Leitbild

Das Ludwig Boltzmann Institut für Grund- und Menschenrechte (LBI-GMR) ist ein unabhängiges, außeruniversitäres Forschungsinstitut, das 1992 als Institut der Ludwig Boltzmann Gesellschaft gegründet wurde und von Michael Lysander Fremuth geleitet wird. Patricia Mussi-Mailer ist für die kaufmännische Leitung zuständig.

Die Arbeit des LBI-GMR fokussiert auf die wissenschaftliche Erforschung der Menschenrechte auf nationaler, europäischer und internationaler Ebene. Damit will das Institut zu einer gerechten globalen Gesellschaft beitragen, in der jeder Mensch seine bürgerlichen, politischen, wirtschaftlichen, sozialen und kulturellen Rechte wahrnehmen kann. Der Menschenrechtsansatz, den das LBI-GMR in seiner Arbeit verfolgt, basiert auf den Konzepten von Freiheit und Gleichheit, auf den Prinzipien von Universalität, Unteilbarkeit und der Wechselbeziehung von Rechten ebenso wie auf dem Empowerment von InhaberInnen von Rechten und der Verantwortlichkeit von PflichtenträgerInnen.

Folglich versteht das LBI-GMR Menschenrechtsfragen als multidimensional, bearbeitet sie interdisziplinär und unterstützt Bemühungen um die Stärkung von Menschenrechtsforschung an der Universität.

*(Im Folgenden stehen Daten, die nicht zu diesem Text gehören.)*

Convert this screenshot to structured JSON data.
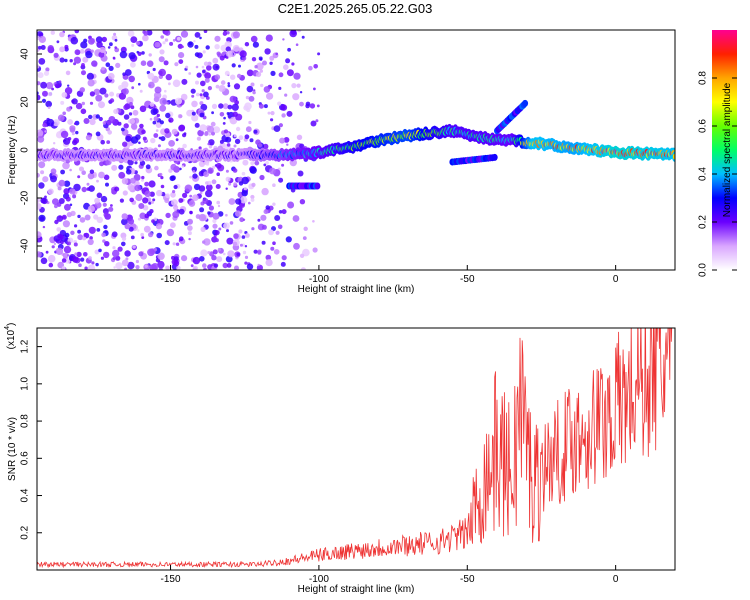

Menschenrechtsstandards und ihre Umsetzung sind untrennbar miteinander verbunden. Daher positioniert sich das LBI-GMR bewusst im Spannungsfeld zwischen Theorie und Praxis - mit dem Ziel, im Sinne eines translationalen Ansatzes eine Verbindung zwischen akademischer Forschung und PraktikerInnen herzustellen. Das LBI-GMR will mit seiner wissenschaftlichen Tätigkeit einen Beitrag zur Veränderung bestehender Verhältnisse und zur Verbesserung der Lebenssituation verfolgter, diskriminierter oder sonst benachteiligter Menschen leisten. Dazu widmet sich das LBI-GMR sowohl der Grundlagenforschung (z.B. zu methodologischen Fragen), als auch der angewandten Forschung (zu einem Themenspektrum, das von Folterprävention bis zur Etablierung von Antidiskriminierungsstrukturen in Behörden reicht). Darüber hinaus stellen wir unsere Expertise in Form von akademischen Publikationen und durch Lehre und Training zur Verfügung.

Das LBI-GMR kann auf langjährige Kooperationen mit internationalen, europäischen und nationalen Institutionen, wie den Vereinten Nationen, dem Europarat, der EU (inklusive der Grundrechteagentur), der OSZE, verschiedenen staatlichen Behörden wie auch anderen Menschenrechtsinstituten und NGOs zurückgreifen. Das Institut ist Mitglied in nationalen und internationalen Forschungsnetzwerken, wie der Association of Human Rights Institutes (AHRI), dem Global Campus of Human Rights – European Inter-University Centre for Human Rights and Democratisation (EIUC – Global Campus) oder dem Forschungskonsortium "Fostering Human Rights Among European Policies (FRAME)". Als Organisation, die mit ihrer Arbeit auf Wirkung und Wandel abzielt, verstehen wir uns als Teil der Zivilgesellschaft und fungieren als kritische BeobachterInnen von Staaten und dem Privatsektor als Pflichtenträgern: Gleichzeitig bietet das LBI-GMR diesen AkteurInnen Beratung und Capacity Building in Menschenrechtsfragen an.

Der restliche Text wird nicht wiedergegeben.